You see, it had become too much to expect the city’s many junkies to return used needles to get free needles. (It also was too much to expect drug users to buy their own needles, which had been legalized.)

Instead the Special City, as some call it, put out drop boxes in the hope that the civic-minded would use them. How did that work out? Just look at the sidewalks. It’s not working.

Can You Imagine?

San Francisco was allowing harm reducers to give away “starter kits” to people so they could begin injecting drugs! That’s harm causation.

Policies have consequences. Those of San Francisco’s homelessness “harm reduction” protocols were dire. Human feces befouled the streets, to the point that a “poop map” was published to warn people about unsanitary messes. The downtown commercial center imploded. Once-thriving shopping hubs closed. Union Square became a ghost town. Squalor ruled blocks of Market Street. A total “harm reduction” catastrophe.

The Good Doctor Barocas

But don’t tell that to the good doctor Barocas, who concludes his NEJM piece thusly:

Harm reduction is evidence-based health care that is rooted in public health principles. There is no single best form of harm reduction — this model depends on the availability of an array of services that meet patients where they are. Undermining harm reduction and cutting related programs isn’t merely a funding decision; it is an assault on an approach to health care that prioritizes evidence, compassion, and dignity — values that are central to the medical profession. Such actions are in keeping with other moves by the federal government that encroach on clinical practice and the professional judgment of clinicians and undermine the autonomy of patients. Like many other aspects of public health and medical care, harm reduction is being dangerously and rapidly eroded.

I don’t think that “personal autonomy” and “human dignity” entail shooting up harmful substances, defecating in public, living (and dying) on the streets, or engaging in the many other behaviors associated with drug abuse (and mental illness) that have ruined too many of America’s formerly world-class cities.

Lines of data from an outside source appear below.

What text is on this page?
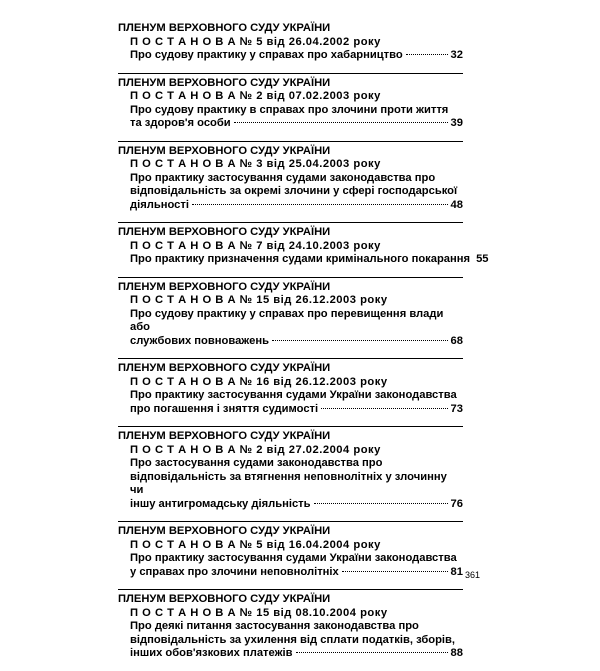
ПЛЕНУМ ВЕРХОВНОГО СУДУ УКРАЇНИ
П О С Т А Н О В А № 5 від 26.04.2002 року
Про судову практику у справах про хабарництво	32
ПЛЕНУМ ВЕРХОВНОГО СУДУ УКРАЇНИ
П О С Т А Н О В А № 2 від 07.02.2003 року
Про судову практику в справах про злочини проти життя
та здоров'я особи	39
ПЛЕНУМ ВЕРХОВНОГО СУДУ УКРАЇНИ
П О С Т А Н О В А № 3 від 25.04.2003 року
Про практику застосування судами законодавства про
відповідальність за окремі злочини у сфері господарської
діяльності	48
ПЛЕНУМ ВЕРХОВНОГО СУДУ УКРАЇНИ
П О С Т А Н О В А № 7 від 24.10.2003 року
Про практику призначення судами кримінального покарання 55
ПЛЕНУМ ВЕРХОВНОГО СУДУ УКРАЇНИ
П О С Т А Н О В А № 15 від 26.12.2003 року
Про судову практику у справах про перевищення влади або
службових повноважень	68
ПЛЕНУМ ВЕРХОВНОГО СУДУ УКРАЇНИ
П О С Т А Н О В А № 16 від 26.12.2003 року
Про практику застосування судами України законодавства
про погашення і зняття судимості	73
ПЛЕНУМ ВЕРХОВНОГО СУДУ УКРАЇНИ
П О С Т А Н О В А № 2 від 27.02.2004 року
Про застосування судами законодавства про
відповідальність за втягнення неповнолітніх у злочинну чи
іншу антигромадську діяльність	76
ПЛЕНУМ ВЕРХОВНОГО СУДУ УКРАЇНИ
П О С Т А Н О В А № 5 від 16.04.2004 року
Про практику застосування судами України законодавства
у справах про злочини неповнолітніх	81
ПЛЕНУМ ВЕРХОВНОГО СУДУ УКРАЇНИ
П О С Т А Н О В А № 15 від 08.10.2004 року
Про деякі питання застосування законодавства про
відповідальність за ухилення від сплати податків, зборів,
інших обов'язкових платежів	88
361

Helping drug abusers as well as we can is an ethical imperative. The question therefore becomes: Do we love our addicted countrymen enough to insist that they diligently engage in programs to restore themselves to lives of dignity and self-respect? Harm reduction isn’t that. Indeed, the more we take that path, the worse things get. Facilitating drug abuse — which is what “harm reduction” does — causes terrible harm, often to the people it purports to help and certainly to the communities in which they reside.